Mais selon les militants, une douzaine d’autres personnes risquent d’être condamnées à mort. « Pas de procédure régulière. Des procès fictifs. C’est ainsi qu’ils veulent mettre un terme aux manifestations dans tout le pays », a déclaré Omid Memarian, analyste de l’Iran pour l’organisation Democracy for the Arab World Now (DAWN). Selon Amnesty International, Mahan Sadrat, 22 ans, condamné à mort à l’issue d’un procès sommaire et « inéquitable » le 3 novembre, a été transféré samedi à la prison de Rajai Shahr à Karaj, près de Téhéran, « faisant craindre une exécution imminente », comme le rapportait hier Télam. Il a été reconnu coupable d’avoir sorti un couteau pendant les manifestations, ce qu’il a fermement nié devant le tribunal.

Amnesty International a également signalé que la vie d’un autre jeune homme, Sahand Nourmohammadzadeh, est en danger après qu’il ait été condamné à mort le 6 novembre pour avoir « détruit des parapets d’autoroute et brûlé des poubelles et des pneus ». Parmi les autres personnes condamnées à la même peine figure le rappeur Saman Seyedi, 24 ans, membre de la minorité kurde iranienne. Un autre rappeur, Toomaj Salehi, qui a soutenu les manifestations contre le régime, est accusé de « corruption sur terre » et pourrait être condamné à la peine de mort, ont confirmé les autorités judiciaires iraniennes le mois dernier.

De nouvelles manifestations

Quelques heures après l’annonce de la deuxième exécution, des militants iraniens ont appelé la population à redescendre dans la rue pour dénoncer les autorités. « Appel urgent sur les places principales des villes », pouvait t-on lire dans l’appel lancé par un collectif de militants au nom de Mayid Reza Rahnavard. Un autre groupe de militants a appelé à une marche silencieuse demain pour dénoncer les exécutions et les arrestations de manifestants qui protestent depuis la mort de Mahsa Amini en septembre. « Demain, nous marcherons en silence » et « tiendrons des rassemblements nocturnes » dans différents endroits, pouvait-on lire dans l’appel.

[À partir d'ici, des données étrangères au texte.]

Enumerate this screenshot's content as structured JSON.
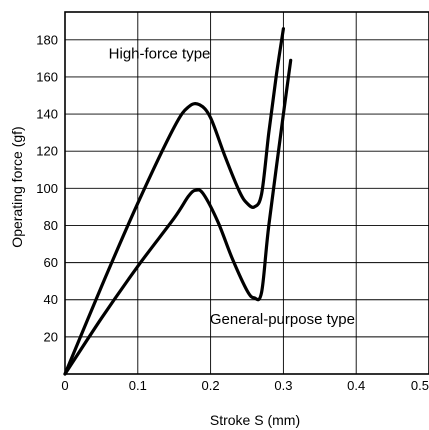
{
  "chart_data": {
    "type": "line",
    "title": "",
    "xlabel": "Stroke S (mm)",
    "ylabel": "Operating force (gf)",
    "xlim": [
      0,
      0.5
    ],
    "ylim": [
      0,
      195
    ],
    "x_ticks": [
      0,
      0.1,
      0.2,
      0.3,
      0.4,
      0.5
    ],
    "x_tick_labels": [
      "0",
      "0.1",
      "0.2",
      "0.3",
      "0.4",
      "0.5"
    ],
    "y_ticks": [
      20,
      40,
      60,
      80,
      100,
      120,
      140,
      160,
      180
    ],
    "y_tick_labels": [
      "20",
      "40",
      "60",
      "80",
      "100",
      "120",
      "140",
      "160",
      "180"
    ],
    "grid": true,
    "legend": "none",
    "series": [
      {
        "values": [
          [
            0,
            0
          ],
          [
            0.05,
            47
          ],
          [
            0.1,
            92
          ],
          [
            0.15,
            133
          ],
          [
            0.17,
            144
          ],
          [
            0.185,
            145
          ],
          [
            0.2,
            138
          ],
          [
            0.22,
            117
          ],
          [
            0.24,
            98
          ],
          [
            0.25,
            92
          ],
          [
            0.26,
            90
          ],
          [
            0.27,
            97
          ],
          [
            0.28,
            130
          ],
          [
            0.29,
            160
          ],
          [
            0.3,
            186
          ]
        ]
      },
      {
        "values": [
          [
            0,
            0
          ],
          [
            0.05,
            30
          ],
          [
            0.1,
            58
          ],
          [
            0.15,
            84
          ],
          [
            0.17,
            96
          ],
          [
            0.18,
            99
          ],
          [
            0.19,
            97
          ],
          [
            0.21,
            82
          ],
          [
            0.23,
            62
          ],
          [
            0.25,
            45
          ],
          [
            0.26,
            41
          ],
          [
            0.27,
            44
          ],
          [
            0.28,
            80
          ],
          [
            0.3,
            140
          ],
          [
            0.31,
            169
          ]
        ]
      }
    ],
    "annotations": [
      {
        "text": "High-force type",
        "x": 0.06,
        "y": 170
      },
      {
        "text": "General-purpose type",
        "x": 0.199,
        "y": 27
      }
    ]
  }
}
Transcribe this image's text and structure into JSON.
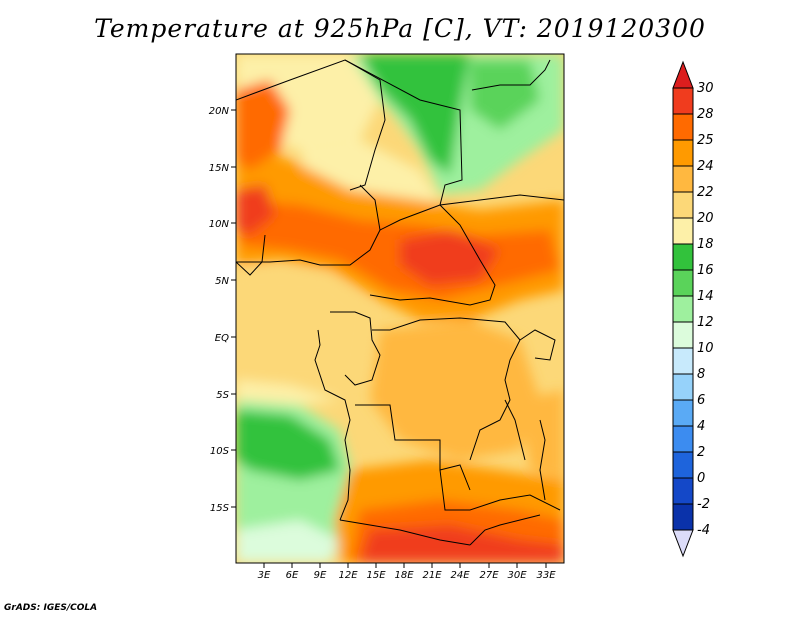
{
  "title": "Temperature at 925hPa [C], VT: 2019120300",
  "credit": "GrADS: IGES/COLA",
  "map": {
    "region": "Central Africa",
    "lat_labels": [
      "20N",
      "15N",
      "10N",
      "5N",
      "EQ",
      "5S",
      "10S",
      "15S"
    ],
    "lon_labels": [
      "3E",
      "6E",
      "9E",
      "12E",
      "15E",
      "18E",
      "21E",
      "24E",
      "27E",
      "30E",
      "33E"
    ]
  },
  "colorbar": {
    "labels": [
      "30",
      "28",
      "25",
      "24",
      "22",
      "20",
      "18",
      "16",
      "14",
      "12",
      "10",
      "8",
      "6",
      "4",
      "2",
      "0",
      "-2",
      "-4"
    ],
    "colors": [
      "#f03c1e",
      "#ff6a00",
      "#ff9a00",
      "#ffb840",
      "#fcd878",
      "#fdf0a8",
      "#32c23c",
      "#5ad35a",
      "#9ef09e",
      "#dcfcdc",
      "#c8eafc",
      "#96d2fa",
      "#5aaaf5",
      "#3c8cf0",
      "#1e64dc",
      "#1448c8",
      "#0a32aa",
      "#0a0a78"
    ],
    "top_color": "#dc1e1e",
    "bottom_color": "#dcdcf8"
  }
}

La semaine dernière, après l’annonce de la dissolution présumée de la police des mœurs et avant la première exécution, des appels à trois jours de grève ont été lancés, qui se sont en fait concrétisés par une sorte de grève civique dans certaines villes où les commerce étaient fermés, et par des manifestations dans différentes parties du pays.

Mercredi dernier, lors de la célébration de la Journée des étudiants, les jeunes sont sortis pour défiler et s’exprimer en masse. Les étudiants des universités et des écoles secondaires constituent un secteur clé des manifestations et ont acquis une importance singulière au fil des semaines.

Des étudiants de différentes universités et écoles secondaires ont scandé des slogans anti-régime tels que « Mort au dictateur » et « Avec ou sans hijab, nous allons vers une révolution ! » Défiant la répression brutale et l’intimidation du régime, les jeunes sont un élément clé des mobilisations.

La tentative ratée et tardive d’annoncer la dissolution supposée de la police morale n’a pas servi à arrêter les manifestations, qui en sont maintenant à leur troisième mois. Le régime tente donc d’intimider les manifestants en procédant aux deux premières exécutions et en retenant en otage des milliers de détenus. Mais jusqu’à présent, ils n’ont réussi qu’à accroître la colère des manifestants, qui réclament depuis des semaines la chute du régime.